Just for my own edification I took to optimising some code from another poor-performance-related thread, Use RegexBuilder als grep replacement?.
Ultimately I discovered that using the async machinery for reading lines from a file - which seems to be formally the only scalable way to read lines from an arbitrary file, within the Swift standard libraries - is surprisingly inefficient and slow. There's a huge amount of time wasted in Swift Concurrency overhead, context switching between OS threads, etc. Simply doing the same thing synchronously, using readLine
and a stdin redirection hack, is about twice as fast (and much more comparable in performance to a simple, naive approach using a shell pipeline of greps).
Can anyone explain why doing this sort of work asynchronously is so inefficient? Am I "using it wrong" re. Swift Concurrency? Is there something peculiar about how this example case is written that's causing the poor performance?
Tangentially, is there another way to read lines scalably from a file in Swift, without reimplementing readLine
or using a 3rd party dependency? There's myriad unscalable ways - i.e. requiring reading the entire contents of the file into memory first - but those aren't interesting to me.

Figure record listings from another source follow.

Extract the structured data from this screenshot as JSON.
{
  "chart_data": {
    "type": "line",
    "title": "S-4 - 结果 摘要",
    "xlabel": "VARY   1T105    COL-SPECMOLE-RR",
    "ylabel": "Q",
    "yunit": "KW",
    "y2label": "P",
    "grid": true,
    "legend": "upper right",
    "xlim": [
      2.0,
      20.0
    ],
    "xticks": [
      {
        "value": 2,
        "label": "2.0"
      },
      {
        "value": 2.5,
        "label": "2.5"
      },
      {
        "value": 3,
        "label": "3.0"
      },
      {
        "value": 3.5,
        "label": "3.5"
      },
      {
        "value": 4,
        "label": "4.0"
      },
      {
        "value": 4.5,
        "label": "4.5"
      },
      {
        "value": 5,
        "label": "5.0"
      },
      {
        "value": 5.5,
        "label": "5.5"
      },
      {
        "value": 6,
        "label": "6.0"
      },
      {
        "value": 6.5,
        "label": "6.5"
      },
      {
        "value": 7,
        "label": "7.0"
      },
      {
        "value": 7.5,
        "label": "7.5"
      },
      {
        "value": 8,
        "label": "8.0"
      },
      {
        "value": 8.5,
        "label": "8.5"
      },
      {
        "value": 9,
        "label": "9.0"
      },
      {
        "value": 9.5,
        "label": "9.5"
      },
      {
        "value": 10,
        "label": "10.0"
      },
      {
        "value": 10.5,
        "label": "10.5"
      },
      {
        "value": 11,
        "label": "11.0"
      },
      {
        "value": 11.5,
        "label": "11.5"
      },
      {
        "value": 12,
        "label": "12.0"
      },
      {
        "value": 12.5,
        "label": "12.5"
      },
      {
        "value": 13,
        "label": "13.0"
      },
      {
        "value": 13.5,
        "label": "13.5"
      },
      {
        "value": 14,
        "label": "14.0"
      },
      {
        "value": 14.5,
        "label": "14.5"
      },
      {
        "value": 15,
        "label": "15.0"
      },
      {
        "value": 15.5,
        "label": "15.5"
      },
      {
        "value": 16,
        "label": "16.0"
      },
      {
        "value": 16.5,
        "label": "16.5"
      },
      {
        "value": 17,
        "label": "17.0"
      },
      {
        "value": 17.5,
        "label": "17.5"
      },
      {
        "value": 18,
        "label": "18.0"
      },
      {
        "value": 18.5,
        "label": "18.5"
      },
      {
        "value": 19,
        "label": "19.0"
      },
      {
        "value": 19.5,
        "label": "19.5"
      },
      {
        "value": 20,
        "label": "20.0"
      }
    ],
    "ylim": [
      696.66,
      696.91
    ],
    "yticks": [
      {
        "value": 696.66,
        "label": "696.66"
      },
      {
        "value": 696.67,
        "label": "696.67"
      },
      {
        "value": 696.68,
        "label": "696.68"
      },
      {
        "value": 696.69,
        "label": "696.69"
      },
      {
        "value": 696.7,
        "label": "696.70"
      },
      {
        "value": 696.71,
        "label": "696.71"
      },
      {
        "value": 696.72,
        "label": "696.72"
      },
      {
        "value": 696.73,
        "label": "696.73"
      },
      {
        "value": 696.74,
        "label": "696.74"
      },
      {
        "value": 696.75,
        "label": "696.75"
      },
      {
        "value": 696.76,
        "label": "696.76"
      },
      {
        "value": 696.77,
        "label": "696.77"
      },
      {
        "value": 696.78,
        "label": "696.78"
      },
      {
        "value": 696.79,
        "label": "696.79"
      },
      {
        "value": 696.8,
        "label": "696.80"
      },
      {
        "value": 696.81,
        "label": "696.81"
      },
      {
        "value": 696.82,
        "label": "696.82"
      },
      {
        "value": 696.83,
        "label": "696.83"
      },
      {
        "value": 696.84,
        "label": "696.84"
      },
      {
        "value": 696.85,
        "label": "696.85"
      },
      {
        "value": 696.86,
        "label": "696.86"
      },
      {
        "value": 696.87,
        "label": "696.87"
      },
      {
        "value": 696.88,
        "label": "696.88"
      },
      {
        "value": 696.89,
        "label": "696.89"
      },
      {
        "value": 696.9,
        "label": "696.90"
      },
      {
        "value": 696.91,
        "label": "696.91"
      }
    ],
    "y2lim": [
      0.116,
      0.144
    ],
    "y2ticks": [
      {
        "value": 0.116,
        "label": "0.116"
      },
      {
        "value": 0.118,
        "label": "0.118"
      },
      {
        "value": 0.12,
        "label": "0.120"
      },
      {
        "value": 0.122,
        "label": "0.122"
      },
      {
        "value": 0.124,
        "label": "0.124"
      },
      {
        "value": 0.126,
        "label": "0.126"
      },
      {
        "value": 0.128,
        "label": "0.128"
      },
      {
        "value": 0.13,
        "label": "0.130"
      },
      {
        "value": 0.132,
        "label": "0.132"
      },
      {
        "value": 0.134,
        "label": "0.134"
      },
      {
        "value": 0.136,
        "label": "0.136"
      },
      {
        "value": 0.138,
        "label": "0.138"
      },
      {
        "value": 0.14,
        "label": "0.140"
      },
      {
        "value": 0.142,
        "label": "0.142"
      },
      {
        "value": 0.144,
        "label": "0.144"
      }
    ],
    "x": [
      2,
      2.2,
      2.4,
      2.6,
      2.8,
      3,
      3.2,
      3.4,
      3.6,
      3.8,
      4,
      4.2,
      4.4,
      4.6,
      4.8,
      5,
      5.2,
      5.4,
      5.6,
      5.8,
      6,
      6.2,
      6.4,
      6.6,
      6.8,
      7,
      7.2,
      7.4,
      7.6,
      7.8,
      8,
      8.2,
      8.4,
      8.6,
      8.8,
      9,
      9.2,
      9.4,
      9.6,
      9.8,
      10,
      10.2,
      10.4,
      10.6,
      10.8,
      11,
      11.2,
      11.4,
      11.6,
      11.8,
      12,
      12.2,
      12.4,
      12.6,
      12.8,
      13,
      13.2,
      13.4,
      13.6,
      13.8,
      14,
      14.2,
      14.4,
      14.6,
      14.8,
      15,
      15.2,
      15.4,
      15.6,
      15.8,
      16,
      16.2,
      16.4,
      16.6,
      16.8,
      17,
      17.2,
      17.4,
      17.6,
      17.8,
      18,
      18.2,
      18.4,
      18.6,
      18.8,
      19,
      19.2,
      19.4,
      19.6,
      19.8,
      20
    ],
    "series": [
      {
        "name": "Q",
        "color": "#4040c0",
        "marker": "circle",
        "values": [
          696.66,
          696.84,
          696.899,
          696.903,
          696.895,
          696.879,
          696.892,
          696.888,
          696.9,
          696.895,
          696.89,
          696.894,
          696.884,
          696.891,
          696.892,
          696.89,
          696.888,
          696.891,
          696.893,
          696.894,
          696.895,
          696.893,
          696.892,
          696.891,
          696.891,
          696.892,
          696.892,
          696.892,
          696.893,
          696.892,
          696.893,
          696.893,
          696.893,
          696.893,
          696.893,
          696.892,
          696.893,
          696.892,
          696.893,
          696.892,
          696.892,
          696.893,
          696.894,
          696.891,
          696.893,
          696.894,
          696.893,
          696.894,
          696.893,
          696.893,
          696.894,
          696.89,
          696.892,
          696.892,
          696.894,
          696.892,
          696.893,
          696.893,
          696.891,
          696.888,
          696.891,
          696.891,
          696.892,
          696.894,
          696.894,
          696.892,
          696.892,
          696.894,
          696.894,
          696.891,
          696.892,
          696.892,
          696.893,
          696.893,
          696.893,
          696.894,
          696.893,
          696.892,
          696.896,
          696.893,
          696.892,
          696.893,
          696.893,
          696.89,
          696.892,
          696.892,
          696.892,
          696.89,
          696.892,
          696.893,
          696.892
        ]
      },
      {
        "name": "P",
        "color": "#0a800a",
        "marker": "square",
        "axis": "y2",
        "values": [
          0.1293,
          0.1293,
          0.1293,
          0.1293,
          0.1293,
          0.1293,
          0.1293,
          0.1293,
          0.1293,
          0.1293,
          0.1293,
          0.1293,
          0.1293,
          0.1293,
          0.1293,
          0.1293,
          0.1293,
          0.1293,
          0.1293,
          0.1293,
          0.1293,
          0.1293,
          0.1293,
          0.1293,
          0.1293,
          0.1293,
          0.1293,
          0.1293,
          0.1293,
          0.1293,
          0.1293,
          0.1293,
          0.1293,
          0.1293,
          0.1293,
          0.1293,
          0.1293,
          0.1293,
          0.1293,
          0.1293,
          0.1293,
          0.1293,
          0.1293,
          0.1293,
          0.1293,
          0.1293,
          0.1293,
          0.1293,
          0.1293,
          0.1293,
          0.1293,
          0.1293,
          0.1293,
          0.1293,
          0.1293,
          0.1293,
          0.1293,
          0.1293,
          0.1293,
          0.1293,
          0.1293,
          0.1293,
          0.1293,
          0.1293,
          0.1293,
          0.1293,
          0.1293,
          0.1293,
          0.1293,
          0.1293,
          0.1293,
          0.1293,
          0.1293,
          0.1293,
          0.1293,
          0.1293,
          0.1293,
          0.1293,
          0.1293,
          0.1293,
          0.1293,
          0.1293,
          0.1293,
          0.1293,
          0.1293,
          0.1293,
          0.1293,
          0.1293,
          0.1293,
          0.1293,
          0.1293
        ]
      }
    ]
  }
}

Here's the code you can throw into a Swift executable:
import Foundation
import RegexBuilder
let path = "access.log"
#if true
print("Creating synthetic log file at \(path)β¦")
guard let file = FileHandle(forWritingAtPath: path) else { exit(EXIT_FAILURE) }
for day in 20 ... 30 {
for _ in 1 ... 1_000_000 {
let method = if 0 == Int.random(in: 0...20) { "GET" } else { "POST" }
let address = if Bool.random() { "192.168.0.\(Int.random(in: 1...254))" } else { "null" }
let host = switch Int.random(in: 0...50) {
case 0:
"www.apple.com/go/applebot"
case 1:
"www.bing.com/bingbot.htm"
case 2:
"www.googlebot.com/bot.html"
case 3:
"Xing Bot"
default:
"Not a bot!"
}
try! file.write(contentsOf: "\(address) \(day)/Apr/2023 \"\(method) \(host)\"\n".data(using: .utf8)!)
}
}
try! file.close()
#else
let botListRegEx = Regex {
ChoiceOf {
"www.apple.com/go/applebot"
"www.bing.com/bingbot.htm"
"www.googlebot.com/bot.html"
"Xing Bot"
}
}
let ipAtStartRegEx = Regex {
Anchor.startOfLine
Capture {
Repeat(1...3) { .digit }
Repeat(3...3) {
"."
Repeat(1...3) { .digit }
}
}
}.asciiOnlyDigits()
var startDate = Date()
#if false
guard let file = freopen(path, "r", stdin) else {
exit(EXIT_FAILURE)
}
let matchedLines = sequence(state: 0) { _ in readLine() }
.filter { $0.contains("26/Apr") }
.filter { $0.contains("\"GET ") }
.filter { !$0.contains(botListRegEx) }
.compactMap { $0.firstMatch(of: ipAtStartRegEx)?.output.0 }
#else
let matchedLines = try await withThrowingTaskGroup(of: [String].self, body: { group in
group.addTask {
let baseLines = URL(fileURLWithPath: path).lines
let lines = baseLines
.filter { $0.contains("26/Apr") }
.filter { $0.contains("\"GET ") }
.filter { !$0.contains(botListRegEx) }
var matched : [String] = []
for try await line in lines {
if let m = line.firstMatch(of: ipAtStartRegEx) {
let (s, _) = m.output
matched.append(String(s))
}
}
return matched
}
var matchedLines : [String] = []
for try await partialMatchedLines in group {
matchedLines.append(contentsOf: partialMatchedLines)
}
return matchedLines
})
#endif
print("Match time: \(abs(startDate.timeIntervalSinceNow)) s")
print("Found \(matchedLines.count) lines.")
print("Found \(Set(matchedLines).count) IP adresses.")
#endif
There's a pair of nested # if's: the outermost can be used to switch between generating a synthetic log file for testing and running the actual log grepping test, while the innermost switches between async and sync implementations. (I prefer to switch at compile time rather than runtime to ensure the Swift compiler's optimiser can do its best work)
It's also not favourable to the async version that it's much more verbose (although some of that in this example is due to a workaround for AsyncSequence
not working correctly at the top level).